The Flyers season has arrived at the unexpected final countdown of 10 games, a neat package of must-watch TV featuring dramatic head-to-head matchups against the Detroit Red Wings, New York Islanders and Pittsburgh Penguins (twice).
Imagine if the Eagles season was compressed into a single month and you would have a sense of what the Flyers and their fans have been living through these past few weeks. It is a whirlwind of “no room for error” and then finding there is another inch of breathing space before you take the next deep breath and head to the next game.
This is a bonus sequence for fans, most of whom were more than ready to live through the growing pains of this season and invest their hopes on a roster of prospects with great expectations for next season and well beyond.
Next up is Thursday night’s game in Colorado where the Avalanche and coach Patrick Roy are in the throes of their own nervous drive for the playoffs and will be missing their top two scorers Matt Duchene and Nathan MacKinnon who are out with knee injuries. Sounds like a great scenario, but check the recent history of teams missing big pieces and you will see the Pittsburgh Penguins in full flight after Evgeni Malkin left the lineup and the Flyers soaring while Jake Voracek was injured.
Connect the dots in your mind and you can see them finishing with the final playoff spot and a postseason date with the Capitals ... or see then get hot enough to finish seventh ... or the dots trail off to the point where the Flyers miss the playoffs altogether.
At least for a short while, it is not unusual for a hockey team to raise its level of play to make up for the loss of a star. Eventually, the wound will open, but the short-term bandage of inflated efforts can get a team past the injuries and the Flyers will have to deal with that against Colorado.
The best trend for the Flyers – and the reason the team is in the shape it is this late in the season – has been the play of goalie Steve Mason, who had a career game against Columbus with 51 saves on Tuesday night. In consecutive road games, Mason backboned a crucial victory over the Islanders in Brooklyn, and followed it up with what should have been a signature victory.
Instead, a game that was in lock-down mode on a power play turned into a mess when Wayne Simmonds’ ego took over his brain and he iced a puck trying to score an empty-net goal in the final minutes. The mistake led to a Columbus goal and less than a minute later, the Blue Jackets had tied the game and it headed to overtime.
And eventually the dreaded shootout.
Of course, the Flyers lost the shootout, but the good news there is that even in that scenario where Mason has struggled, he looked sharp making the first four stops. The failures came on the offensive side where none of the Flyers shooters managed to even take a credible shot on goal – missing the net, or literally running into goalie Sergei Bobrovsky.
It was a lost night in terms of letting a point escape, but the larger picture featured the steady play of Mason, the Flyers stealing a point despite being outplayed from beginning to end, three wonderful plays by Shayne Gostisbehere, a stout effort by Claude Giroux, and the fact that the Detroit Red Wings lost in regulation against the Tampa Bay Lightning.
The problem with a “long-term” view is the fact that there is only a 10-game countdown and that is not a long-term period of time.

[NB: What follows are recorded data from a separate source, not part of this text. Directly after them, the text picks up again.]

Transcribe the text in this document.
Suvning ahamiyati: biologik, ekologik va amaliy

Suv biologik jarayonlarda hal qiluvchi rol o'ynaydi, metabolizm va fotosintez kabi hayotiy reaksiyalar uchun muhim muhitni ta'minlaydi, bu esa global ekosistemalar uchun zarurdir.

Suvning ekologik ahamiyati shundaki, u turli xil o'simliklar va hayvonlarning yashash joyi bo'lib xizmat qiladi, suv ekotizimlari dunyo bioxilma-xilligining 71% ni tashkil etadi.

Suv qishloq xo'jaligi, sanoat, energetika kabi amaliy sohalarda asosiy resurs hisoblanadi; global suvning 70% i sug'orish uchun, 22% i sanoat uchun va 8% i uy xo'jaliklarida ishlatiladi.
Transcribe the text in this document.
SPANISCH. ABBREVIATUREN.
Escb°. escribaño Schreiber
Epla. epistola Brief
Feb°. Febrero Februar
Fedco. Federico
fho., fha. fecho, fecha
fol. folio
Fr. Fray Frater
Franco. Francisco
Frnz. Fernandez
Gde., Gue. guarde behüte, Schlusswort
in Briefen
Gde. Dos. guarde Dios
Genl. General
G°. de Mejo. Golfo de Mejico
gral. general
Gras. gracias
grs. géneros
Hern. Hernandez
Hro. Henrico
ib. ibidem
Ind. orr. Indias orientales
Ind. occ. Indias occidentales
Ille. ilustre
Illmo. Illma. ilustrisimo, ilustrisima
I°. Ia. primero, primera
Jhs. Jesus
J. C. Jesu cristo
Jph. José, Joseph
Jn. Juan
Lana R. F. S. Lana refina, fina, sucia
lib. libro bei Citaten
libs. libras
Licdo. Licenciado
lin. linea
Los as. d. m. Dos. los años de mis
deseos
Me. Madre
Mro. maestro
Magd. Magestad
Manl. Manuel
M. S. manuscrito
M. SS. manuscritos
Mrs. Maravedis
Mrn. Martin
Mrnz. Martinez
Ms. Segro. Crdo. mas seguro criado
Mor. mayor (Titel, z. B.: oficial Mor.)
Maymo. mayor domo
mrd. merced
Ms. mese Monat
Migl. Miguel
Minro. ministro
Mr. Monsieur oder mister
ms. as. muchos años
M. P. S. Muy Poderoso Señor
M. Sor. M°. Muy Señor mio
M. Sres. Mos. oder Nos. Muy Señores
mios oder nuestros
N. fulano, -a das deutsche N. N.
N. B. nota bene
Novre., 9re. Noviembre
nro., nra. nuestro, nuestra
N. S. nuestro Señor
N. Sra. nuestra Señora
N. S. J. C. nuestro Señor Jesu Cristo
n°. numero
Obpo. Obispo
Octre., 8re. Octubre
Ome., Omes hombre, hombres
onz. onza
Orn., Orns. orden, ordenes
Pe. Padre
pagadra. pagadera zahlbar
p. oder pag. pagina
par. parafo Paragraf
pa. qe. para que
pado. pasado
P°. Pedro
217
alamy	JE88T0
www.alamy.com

In a very short period of time, we will all get to see how first-year coach Dave Hakstol adjusts to the rapid gear shifting needed in a playoff drive. We will get to see how Hakstol manages his game-day lineup, and if he can shorten his bench at crunch time.
And we also get to see how he deals with a fragile goaltending situation. After all those years of leaky goaltending, only the Flyers could now find themselves in this situation where they have Mason at his hottest and best, but the coach has to decide whether or not to rest him for Anthony Stolarz, who has never played an NHL game.
It is only a possibility because backup goalie Michal Neuvirth is out with a knee injury, and the Flyers season is compressed to the point where there are still three sets of back-to-back games. Hakstol has indicated that he intends to use Stolarz, but with each game so critical and Mason so hot, when would he dare use the kid?
There is nothing but intrigue from here until … when?
If the Flyers continue of their track, they have their fate in their own hands with critical matchups that will likely continue until the very last day of the season on a Sunday afternoon in Brooklyn against the Islanders.
Connect the dots in your mind and you can see them finishing with the final playoff spot and a postseason date with the Capitals ... or see then get hot enough to finish seventh ... or the dots trail off to the point where the Flyers miss the playoffs altogether.
Ten … nine … eight … seven …
The countdown has begun, and we will see if Hakstol can manage a lift off quicker than expected or if we have to wait till next year for a playoff takeoff.